In a sparse matrix, the elements of a vector are usually stored in some compacted form and then accessed indirectly. This compact form is called the index vector. It only keeps track of the useful indices within a vector.
The primary mechanism for supporting sparse matrices is gather-scatter operations using index vectors. The goal of such operations is to support moving between a compressed representation (i.e., zeros are not included) and normal representation (i.e., the zeros are included) of a sparse matrix.
A gather operation takes an index vector and fetches the vector whose elements are at the addresses given by adding a base address to the offsets given in the index vector. The result is a dense vector in a vector register.
After these elements are operated on in dense form, the sparse vector can be stored in expanded form by a scatter store, using another index vector.
The advantage of this mode is, that every element can be retrieved using a dedicated index. Disadvantage is that the indexing this way might completely destroy hardware based memory prefetching, and in turn negatively impact your performance. Also, mind that all elements might be far away, meaning that more cachelines have to be moved to the lowest cache level.

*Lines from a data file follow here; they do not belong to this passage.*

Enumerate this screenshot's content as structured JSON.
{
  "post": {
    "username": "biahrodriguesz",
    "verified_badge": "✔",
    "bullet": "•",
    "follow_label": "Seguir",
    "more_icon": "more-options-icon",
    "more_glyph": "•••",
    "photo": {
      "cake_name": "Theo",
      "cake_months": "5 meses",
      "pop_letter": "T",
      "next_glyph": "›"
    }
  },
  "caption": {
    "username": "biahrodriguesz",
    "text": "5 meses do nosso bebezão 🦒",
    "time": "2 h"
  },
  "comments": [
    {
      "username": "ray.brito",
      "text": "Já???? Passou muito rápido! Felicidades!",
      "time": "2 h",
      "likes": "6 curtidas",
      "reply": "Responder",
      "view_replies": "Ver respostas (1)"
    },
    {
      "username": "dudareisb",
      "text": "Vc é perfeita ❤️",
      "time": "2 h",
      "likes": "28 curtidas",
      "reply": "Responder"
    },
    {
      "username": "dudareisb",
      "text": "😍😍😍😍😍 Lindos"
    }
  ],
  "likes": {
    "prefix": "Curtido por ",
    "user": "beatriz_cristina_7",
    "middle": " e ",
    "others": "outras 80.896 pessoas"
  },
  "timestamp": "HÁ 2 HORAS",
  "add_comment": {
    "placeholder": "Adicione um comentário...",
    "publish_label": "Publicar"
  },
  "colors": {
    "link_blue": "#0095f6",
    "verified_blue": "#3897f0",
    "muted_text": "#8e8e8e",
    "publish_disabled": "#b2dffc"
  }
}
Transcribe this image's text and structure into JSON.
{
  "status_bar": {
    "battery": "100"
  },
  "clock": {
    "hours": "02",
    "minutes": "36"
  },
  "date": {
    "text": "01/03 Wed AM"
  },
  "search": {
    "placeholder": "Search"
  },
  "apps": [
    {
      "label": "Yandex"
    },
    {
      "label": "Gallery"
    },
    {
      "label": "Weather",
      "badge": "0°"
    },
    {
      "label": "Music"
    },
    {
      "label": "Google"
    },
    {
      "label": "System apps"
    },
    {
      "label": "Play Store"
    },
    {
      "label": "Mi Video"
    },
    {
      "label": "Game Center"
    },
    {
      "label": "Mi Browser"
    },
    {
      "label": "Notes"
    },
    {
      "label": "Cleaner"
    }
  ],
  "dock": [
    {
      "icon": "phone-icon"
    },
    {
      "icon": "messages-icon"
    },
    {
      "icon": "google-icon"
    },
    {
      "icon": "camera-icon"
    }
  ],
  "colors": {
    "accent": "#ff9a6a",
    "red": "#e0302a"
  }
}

Scatter-gather operations can also be used to access vector data that is not stored in a strided fashion in memory.
Although indexed loads and stores (gather and scatter) can be pipelined, they typically run much more slowly than non-indexed loads or stores, since the memory banks are not known at the start of the instruction. Each element has an individual address, so they can’t be handled in groups, and there can be conflicts at many places throughout the memory system. Thus, each individual access incurs significant latency.